Ysaahi non si sentiva molto stabile sulle gambe, ma non era questo il momento di cedere. «Grazie… grazie… » riuscì a dire imboccando di corsa la porta di ingresso.
Maxwell la seguì con lo sguardo, compiaciuta. Kalligalenos si avvicinò all'amica e la guardò con disapprovazione. «E così, anche quest'anno sei riuscita a spaventare a morte uno dei nuovi arrivati. A volte penso che tu sia perfida…»
Maxwell si strinse nelle spalle. «Cerco solo di aiutarli. Cosa vuoi che sia, in confronto alla prima lezione di Shermann? E poi, sai quante ce ne combineranno, quando ce li troveremo davanti a lezione? Cerco solo di mettermi avanti con il lavoro.»
Kalligalenos alzò gli occhi al cielo, rassegnata. In fondo, anche lei finiva sempre per divertirsi in modo vergognoso!
Con le gambe molli, il fiato corto, lo sguardo appannato, Yssahi si fiondò lungo il corridoio, alla ricerca della Segreteria.
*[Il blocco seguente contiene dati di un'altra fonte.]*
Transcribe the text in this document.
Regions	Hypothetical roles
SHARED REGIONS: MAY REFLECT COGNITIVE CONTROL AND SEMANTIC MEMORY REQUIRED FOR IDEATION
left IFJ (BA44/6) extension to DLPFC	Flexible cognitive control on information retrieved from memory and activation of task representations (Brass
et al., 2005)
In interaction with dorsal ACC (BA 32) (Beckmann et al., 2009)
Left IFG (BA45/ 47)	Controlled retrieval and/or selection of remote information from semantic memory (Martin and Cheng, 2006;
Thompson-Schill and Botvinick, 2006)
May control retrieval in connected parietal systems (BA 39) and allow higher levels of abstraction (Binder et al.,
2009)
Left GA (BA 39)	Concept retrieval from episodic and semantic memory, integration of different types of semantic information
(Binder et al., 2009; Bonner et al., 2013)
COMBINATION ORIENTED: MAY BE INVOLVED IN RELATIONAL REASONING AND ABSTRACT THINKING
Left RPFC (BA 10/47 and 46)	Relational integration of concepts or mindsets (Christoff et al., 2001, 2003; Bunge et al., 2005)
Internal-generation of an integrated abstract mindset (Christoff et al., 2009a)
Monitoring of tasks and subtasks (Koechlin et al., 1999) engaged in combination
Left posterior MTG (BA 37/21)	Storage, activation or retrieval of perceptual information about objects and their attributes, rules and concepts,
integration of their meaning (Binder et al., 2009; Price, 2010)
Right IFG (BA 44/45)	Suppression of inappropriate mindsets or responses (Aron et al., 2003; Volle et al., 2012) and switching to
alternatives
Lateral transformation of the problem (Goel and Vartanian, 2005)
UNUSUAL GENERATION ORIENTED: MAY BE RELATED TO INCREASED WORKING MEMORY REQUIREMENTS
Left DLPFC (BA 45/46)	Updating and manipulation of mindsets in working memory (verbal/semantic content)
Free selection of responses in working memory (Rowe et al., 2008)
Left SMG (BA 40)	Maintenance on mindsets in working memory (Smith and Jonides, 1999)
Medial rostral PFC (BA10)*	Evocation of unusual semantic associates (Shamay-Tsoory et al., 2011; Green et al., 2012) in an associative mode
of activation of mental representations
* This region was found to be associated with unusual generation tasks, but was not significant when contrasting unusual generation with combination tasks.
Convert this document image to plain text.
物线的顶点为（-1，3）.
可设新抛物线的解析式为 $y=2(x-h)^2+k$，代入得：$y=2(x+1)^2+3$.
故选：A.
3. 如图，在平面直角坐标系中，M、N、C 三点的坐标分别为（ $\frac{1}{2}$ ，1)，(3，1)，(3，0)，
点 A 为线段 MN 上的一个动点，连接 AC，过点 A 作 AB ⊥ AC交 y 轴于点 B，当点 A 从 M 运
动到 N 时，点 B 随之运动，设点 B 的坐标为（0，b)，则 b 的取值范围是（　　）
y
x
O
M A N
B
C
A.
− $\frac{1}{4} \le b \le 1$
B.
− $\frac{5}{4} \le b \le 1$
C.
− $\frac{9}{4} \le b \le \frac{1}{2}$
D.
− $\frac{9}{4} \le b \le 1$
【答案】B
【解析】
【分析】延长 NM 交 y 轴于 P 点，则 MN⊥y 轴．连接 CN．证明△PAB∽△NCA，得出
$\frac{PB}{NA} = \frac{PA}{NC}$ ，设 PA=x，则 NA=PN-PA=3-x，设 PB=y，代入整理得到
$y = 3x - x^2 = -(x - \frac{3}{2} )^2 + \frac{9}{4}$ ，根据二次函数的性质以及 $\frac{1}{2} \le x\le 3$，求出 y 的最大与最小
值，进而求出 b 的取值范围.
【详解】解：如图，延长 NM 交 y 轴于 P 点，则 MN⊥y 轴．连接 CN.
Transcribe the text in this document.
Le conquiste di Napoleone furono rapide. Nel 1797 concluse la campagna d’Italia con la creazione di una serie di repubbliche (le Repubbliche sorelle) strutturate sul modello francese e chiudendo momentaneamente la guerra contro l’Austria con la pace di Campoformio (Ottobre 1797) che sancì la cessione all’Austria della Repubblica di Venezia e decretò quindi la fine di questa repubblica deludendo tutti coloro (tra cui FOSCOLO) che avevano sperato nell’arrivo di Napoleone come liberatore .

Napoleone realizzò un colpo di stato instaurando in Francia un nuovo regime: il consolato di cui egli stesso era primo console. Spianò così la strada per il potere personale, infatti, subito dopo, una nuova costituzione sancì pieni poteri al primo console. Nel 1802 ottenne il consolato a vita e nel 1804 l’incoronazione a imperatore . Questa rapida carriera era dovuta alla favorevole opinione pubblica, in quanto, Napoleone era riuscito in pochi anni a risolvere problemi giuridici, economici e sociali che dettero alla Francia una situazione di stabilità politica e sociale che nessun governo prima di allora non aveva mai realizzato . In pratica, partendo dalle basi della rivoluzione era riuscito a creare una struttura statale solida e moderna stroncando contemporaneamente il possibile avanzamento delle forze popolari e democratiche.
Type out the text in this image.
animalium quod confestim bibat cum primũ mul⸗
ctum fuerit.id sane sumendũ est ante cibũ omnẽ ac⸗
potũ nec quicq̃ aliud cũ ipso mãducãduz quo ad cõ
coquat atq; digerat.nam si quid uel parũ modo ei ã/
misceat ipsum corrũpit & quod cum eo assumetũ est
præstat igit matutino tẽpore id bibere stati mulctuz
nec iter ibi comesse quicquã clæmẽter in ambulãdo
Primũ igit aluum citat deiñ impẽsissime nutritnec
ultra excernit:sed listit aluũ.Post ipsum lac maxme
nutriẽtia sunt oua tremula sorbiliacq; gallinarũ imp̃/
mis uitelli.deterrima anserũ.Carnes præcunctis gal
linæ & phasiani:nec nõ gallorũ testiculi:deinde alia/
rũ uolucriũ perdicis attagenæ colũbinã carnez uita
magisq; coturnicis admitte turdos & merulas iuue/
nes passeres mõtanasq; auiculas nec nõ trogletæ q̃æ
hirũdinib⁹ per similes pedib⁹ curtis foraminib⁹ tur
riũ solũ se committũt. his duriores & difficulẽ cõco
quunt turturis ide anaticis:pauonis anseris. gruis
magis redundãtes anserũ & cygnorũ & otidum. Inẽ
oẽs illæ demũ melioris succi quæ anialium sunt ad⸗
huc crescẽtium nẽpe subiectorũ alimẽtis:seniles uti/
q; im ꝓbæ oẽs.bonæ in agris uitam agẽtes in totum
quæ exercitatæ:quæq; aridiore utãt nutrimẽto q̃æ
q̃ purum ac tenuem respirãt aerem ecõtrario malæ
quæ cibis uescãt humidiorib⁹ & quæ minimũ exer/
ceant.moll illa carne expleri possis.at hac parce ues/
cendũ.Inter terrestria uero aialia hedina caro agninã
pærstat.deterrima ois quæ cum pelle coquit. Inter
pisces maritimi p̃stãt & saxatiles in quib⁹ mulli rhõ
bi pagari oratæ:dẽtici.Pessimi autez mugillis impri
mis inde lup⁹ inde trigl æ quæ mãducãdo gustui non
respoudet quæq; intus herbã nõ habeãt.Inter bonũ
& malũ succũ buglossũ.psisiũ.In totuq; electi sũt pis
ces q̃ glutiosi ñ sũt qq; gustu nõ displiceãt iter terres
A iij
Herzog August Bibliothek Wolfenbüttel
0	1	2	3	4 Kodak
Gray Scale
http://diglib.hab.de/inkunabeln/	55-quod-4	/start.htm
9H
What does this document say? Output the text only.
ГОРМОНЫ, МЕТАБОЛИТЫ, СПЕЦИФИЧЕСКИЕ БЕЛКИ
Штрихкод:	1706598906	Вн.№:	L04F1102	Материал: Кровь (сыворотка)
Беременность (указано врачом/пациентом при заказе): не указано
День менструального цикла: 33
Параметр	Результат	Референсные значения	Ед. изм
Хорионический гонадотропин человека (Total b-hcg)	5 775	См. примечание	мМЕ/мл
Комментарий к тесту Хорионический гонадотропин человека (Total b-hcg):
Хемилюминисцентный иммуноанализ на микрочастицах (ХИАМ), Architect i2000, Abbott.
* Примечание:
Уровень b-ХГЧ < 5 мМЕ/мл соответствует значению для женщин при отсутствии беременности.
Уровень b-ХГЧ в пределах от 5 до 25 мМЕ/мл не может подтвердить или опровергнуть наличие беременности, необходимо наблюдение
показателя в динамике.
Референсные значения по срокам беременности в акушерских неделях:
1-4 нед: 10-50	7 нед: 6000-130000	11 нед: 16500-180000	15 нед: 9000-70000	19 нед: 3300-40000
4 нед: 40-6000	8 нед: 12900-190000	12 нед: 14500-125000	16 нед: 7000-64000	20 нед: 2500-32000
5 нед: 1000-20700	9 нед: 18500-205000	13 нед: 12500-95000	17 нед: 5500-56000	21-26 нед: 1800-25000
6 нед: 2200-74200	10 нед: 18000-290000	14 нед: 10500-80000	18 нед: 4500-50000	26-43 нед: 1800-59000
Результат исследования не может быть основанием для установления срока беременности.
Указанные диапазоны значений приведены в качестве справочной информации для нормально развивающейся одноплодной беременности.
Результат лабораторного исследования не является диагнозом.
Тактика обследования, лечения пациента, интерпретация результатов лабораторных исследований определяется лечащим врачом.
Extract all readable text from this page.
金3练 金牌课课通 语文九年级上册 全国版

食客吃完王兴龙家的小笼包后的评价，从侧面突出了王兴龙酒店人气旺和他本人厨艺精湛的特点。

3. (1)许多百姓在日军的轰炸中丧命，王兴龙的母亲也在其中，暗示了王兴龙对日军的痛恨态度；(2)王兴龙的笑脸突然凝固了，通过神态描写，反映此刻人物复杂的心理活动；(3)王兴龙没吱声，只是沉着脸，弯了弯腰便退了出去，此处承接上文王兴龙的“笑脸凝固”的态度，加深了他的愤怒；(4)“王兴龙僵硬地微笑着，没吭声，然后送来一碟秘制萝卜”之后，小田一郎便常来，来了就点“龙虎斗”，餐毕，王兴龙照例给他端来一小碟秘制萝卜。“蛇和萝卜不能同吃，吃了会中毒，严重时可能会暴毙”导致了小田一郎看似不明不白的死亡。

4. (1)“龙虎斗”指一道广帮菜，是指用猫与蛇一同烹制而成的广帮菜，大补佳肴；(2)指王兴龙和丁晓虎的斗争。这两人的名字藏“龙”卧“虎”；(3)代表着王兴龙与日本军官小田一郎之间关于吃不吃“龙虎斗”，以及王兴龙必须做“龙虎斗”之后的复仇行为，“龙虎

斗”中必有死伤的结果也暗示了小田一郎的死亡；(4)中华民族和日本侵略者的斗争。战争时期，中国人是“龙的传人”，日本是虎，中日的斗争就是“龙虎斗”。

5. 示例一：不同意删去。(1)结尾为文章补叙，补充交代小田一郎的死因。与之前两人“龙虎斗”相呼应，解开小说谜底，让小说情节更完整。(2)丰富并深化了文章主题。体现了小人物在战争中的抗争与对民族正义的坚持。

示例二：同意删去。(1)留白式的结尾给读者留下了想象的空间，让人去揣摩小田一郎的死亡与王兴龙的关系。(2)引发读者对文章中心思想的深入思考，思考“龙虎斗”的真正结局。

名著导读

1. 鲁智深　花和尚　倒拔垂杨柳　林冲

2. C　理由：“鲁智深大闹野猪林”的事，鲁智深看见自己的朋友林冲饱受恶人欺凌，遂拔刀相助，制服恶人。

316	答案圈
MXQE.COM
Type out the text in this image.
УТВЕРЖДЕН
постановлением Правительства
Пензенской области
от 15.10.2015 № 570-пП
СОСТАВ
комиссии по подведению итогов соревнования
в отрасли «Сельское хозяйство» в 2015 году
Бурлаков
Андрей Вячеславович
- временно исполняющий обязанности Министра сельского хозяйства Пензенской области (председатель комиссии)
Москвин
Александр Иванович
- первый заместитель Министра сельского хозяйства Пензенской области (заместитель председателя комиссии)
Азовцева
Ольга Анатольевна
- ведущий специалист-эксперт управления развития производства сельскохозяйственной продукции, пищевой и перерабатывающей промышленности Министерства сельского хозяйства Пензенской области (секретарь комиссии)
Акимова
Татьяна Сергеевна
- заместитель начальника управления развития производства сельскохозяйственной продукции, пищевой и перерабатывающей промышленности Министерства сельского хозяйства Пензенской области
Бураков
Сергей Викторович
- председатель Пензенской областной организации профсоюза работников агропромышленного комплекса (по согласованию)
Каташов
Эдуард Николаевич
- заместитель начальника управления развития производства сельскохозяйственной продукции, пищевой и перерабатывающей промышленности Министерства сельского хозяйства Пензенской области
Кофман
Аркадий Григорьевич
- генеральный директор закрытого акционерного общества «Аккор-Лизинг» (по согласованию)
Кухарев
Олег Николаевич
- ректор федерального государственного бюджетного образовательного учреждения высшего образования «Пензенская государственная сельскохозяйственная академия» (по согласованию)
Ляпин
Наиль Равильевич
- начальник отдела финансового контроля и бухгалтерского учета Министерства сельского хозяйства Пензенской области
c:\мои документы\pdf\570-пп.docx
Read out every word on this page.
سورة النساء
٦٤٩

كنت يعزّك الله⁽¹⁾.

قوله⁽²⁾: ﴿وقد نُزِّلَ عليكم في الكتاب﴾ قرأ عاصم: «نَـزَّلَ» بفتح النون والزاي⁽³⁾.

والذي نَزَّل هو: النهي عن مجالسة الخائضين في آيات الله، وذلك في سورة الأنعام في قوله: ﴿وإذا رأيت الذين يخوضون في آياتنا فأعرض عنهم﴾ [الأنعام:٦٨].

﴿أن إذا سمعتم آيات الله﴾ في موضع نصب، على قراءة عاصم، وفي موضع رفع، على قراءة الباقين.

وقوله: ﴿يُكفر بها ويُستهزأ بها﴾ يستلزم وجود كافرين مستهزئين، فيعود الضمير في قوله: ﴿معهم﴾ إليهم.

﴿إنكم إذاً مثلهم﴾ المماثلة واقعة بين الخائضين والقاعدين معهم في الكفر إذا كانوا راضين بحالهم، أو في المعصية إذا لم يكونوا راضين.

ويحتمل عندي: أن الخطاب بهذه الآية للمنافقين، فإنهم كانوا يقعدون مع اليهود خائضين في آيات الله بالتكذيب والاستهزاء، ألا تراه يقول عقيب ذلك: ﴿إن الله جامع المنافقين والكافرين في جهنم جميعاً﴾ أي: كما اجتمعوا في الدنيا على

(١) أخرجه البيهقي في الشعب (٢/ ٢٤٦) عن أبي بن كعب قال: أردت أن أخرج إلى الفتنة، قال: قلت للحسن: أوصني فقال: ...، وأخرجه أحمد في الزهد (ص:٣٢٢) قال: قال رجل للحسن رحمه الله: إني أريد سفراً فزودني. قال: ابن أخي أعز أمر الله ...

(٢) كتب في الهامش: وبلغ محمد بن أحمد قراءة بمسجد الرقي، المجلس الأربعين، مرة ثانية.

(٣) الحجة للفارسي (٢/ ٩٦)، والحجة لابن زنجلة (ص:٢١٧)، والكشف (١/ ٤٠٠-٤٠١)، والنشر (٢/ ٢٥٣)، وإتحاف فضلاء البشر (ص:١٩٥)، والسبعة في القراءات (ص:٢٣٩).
Pallida come un cadavere entrò nel locale allo scoccare delle 12. «Bene, abbiamo praticamente finito» stava dicendo l'impiegato, rivolto ad un collega. «Manca un solo nome all'appello, una tale Ysaahi.»
«PRESENTE!» gridò la denobulana segnalando a gran voce la sua presenza; poi cadde a terra, svenuta.³
Note
¹ Paletto 2: Ecco l'arvicola cardassiana.
² Paletto 1: Ysaahi racconta la storia della sua vita a qualcuno.
³ Paletto 3: Il racconto finisce con Ysaahi che supera i cancelli dell'Accademia.